Given the magnitudes involved, it is not surprising that central banks in particular are treading very carefully these days, fearful of disrupting financial markets in a manner that would undermine the post-pandemic economic recovery. On a financial-sector highway where too many participants are driving too fast – some recklessly so – we have already had three near-accidents this year involving the government debt market, retail investors pinning hedge funds in a corner, and an over-levered family office that inflicted a reported $10 billion of losses on a handful of banks. Thanks to some good fortune, rather than official crisis prevention measures, each of these events did not cause a major pileup in the financial system as a whole.Central banks’ long-evolving codependent relationship with the financial sector seems to have led policymakers to believe that they had no choice but to insulate the sector from the pandemic’s harsh reality.
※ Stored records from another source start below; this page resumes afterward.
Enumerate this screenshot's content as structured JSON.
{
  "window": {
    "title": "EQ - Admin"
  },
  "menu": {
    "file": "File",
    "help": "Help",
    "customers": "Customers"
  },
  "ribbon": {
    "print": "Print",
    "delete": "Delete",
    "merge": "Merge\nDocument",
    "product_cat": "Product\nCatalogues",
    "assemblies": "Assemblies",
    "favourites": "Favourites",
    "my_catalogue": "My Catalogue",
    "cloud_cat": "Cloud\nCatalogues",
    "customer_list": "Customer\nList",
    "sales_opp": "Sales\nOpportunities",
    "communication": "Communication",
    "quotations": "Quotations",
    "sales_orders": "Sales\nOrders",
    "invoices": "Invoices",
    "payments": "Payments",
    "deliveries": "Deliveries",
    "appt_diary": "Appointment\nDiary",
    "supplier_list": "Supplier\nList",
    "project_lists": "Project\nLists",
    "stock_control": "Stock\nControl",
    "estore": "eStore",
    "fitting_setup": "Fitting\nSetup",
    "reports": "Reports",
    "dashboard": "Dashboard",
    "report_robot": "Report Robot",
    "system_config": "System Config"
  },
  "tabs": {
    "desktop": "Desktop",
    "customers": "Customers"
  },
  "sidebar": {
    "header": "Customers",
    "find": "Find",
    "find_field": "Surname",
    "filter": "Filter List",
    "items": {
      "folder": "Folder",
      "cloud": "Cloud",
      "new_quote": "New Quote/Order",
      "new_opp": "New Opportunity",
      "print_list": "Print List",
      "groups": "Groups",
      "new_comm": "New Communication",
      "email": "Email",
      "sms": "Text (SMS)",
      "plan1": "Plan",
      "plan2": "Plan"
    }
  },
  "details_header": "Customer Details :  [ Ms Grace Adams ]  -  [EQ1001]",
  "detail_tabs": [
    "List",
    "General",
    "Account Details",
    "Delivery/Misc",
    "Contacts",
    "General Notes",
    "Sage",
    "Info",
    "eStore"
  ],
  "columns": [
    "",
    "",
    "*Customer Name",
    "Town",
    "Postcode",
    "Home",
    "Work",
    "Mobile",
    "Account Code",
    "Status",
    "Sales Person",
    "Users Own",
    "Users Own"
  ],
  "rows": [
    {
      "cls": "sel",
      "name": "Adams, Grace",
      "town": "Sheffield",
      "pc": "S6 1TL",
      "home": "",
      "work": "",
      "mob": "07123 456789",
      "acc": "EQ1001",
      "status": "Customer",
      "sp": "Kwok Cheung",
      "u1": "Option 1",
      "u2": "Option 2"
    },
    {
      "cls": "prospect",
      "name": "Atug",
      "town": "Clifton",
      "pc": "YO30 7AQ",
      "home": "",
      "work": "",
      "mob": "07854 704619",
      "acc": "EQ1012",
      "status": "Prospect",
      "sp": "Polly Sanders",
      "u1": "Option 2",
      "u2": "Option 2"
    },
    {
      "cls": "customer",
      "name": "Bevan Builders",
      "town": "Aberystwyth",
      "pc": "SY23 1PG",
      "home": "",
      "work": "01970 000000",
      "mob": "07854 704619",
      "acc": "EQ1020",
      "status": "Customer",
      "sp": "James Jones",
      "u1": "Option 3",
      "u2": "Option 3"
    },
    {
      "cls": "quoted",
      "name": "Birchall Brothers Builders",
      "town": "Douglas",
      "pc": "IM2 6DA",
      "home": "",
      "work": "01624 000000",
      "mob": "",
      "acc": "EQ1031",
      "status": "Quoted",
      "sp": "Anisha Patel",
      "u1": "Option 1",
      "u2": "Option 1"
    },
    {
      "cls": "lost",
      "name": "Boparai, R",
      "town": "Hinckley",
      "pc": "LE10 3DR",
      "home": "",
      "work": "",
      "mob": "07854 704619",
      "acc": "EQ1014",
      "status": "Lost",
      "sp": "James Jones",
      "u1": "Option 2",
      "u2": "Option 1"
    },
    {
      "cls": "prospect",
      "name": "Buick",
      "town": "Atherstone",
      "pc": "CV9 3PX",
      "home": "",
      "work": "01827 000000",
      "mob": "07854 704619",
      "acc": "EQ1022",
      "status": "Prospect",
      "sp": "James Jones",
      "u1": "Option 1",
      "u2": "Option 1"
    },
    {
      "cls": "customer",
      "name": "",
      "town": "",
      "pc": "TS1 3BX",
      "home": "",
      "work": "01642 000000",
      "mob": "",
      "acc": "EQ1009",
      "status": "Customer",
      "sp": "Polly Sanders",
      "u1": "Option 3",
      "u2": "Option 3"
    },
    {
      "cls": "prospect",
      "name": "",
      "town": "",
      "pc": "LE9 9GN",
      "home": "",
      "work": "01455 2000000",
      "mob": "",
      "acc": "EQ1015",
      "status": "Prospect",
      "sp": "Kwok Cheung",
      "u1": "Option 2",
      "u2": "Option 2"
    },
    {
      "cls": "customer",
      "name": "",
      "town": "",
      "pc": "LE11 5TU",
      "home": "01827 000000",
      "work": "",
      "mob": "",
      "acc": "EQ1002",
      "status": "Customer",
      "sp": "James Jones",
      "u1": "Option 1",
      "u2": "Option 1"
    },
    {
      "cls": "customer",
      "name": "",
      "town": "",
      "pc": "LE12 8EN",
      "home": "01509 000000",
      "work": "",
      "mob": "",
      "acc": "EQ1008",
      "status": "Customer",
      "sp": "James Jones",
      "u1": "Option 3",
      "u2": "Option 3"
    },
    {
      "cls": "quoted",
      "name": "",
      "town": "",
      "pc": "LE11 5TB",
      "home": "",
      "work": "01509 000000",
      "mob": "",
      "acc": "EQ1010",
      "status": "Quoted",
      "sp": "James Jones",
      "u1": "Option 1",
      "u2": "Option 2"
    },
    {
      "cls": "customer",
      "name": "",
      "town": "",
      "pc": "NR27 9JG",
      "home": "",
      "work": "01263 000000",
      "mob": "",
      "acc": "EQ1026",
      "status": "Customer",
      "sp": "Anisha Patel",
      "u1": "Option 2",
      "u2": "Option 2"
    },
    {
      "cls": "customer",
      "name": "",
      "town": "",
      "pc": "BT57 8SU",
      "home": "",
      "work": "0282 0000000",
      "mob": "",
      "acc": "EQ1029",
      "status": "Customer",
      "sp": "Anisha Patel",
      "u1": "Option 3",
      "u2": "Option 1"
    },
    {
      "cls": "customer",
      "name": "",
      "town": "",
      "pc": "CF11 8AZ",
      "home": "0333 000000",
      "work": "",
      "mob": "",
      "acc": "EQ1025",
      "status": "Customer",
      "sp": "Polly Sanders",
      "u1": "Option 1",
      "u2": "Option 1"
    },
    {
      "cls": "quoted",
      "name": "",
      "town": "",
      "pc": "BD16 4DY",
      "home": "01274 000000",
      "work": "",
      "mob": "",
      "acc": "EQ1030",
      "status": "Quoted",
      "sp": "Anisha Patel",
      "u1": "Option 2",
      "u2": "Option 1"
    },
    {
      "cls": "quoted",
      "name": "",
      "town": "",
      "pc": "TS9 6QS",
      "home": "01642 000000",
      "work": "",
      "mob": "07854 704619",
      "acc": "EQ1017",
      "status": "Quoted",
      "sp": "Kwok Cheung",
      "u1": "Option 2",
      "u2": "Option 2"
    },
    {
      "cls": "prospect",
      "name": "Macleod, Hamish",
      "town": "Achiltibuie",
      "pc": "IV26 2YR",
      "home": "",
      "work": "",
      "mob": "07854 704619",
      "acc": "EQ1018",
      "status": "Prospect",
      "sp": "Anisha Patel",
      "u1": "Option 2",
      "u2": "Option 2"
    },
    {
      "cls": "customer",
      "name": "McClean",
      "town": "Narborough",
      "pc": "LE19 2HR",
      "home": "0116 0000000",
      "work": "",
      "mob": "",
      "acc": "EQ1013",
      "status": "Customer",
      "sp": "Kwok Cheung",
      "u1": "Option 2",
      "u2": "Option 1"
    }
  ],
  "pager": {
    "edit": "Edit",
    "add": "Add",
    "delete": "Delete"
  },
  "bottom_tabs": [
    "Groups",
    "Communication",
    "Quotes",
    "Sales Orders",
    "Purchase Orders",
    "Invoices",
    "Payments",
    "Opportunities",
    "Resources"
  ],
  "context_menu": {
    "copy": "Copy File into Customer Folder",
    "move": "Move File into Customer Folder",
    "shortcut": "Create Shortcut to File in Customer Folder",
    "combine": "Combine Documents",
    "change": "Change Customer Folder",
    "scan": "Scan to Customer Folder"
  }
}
That resulted in an even more stunning disconnect between Wall Street and Main Street, and gave a further worrisome boost to wealth inequality. In the 12 months to April 2021, the combined wealth of the billionaires on Forbes magazine’s annual global list increased by a record $5 trillion, to $13 trillion. And the world’s billionaire population grew by nearly 700 from the previous year, reaching an all-time high of more than 2,700.

Policymakers would be unwise merely to hope for the best – namely, a type of financial deus ex machina in which a strong and quick economic recovery redeems the enormous run-up in debt, leverage, and asset valuations. Instead, they should act now to moderate the financial sector’s excessive risk-taking. This should include containing and reducing margin debt; enforcing stronger suitability criteria on broker dealers; enhancing assessment, supervision, and regulation of non-banking institutions; and reducing the tax advantages of currently favored investment gains.

These steps, both individually and collectively, are not in themselves a panacea for a persistent and growing problem. But that is no excuse for further delay. The longer that policymakers allow the current dynamics to grow, the greater the threat to economic and social well-being, and the bigger the risk that yet another crisis erupts – unfairly and despite a decade of promises – in the same sector as last time.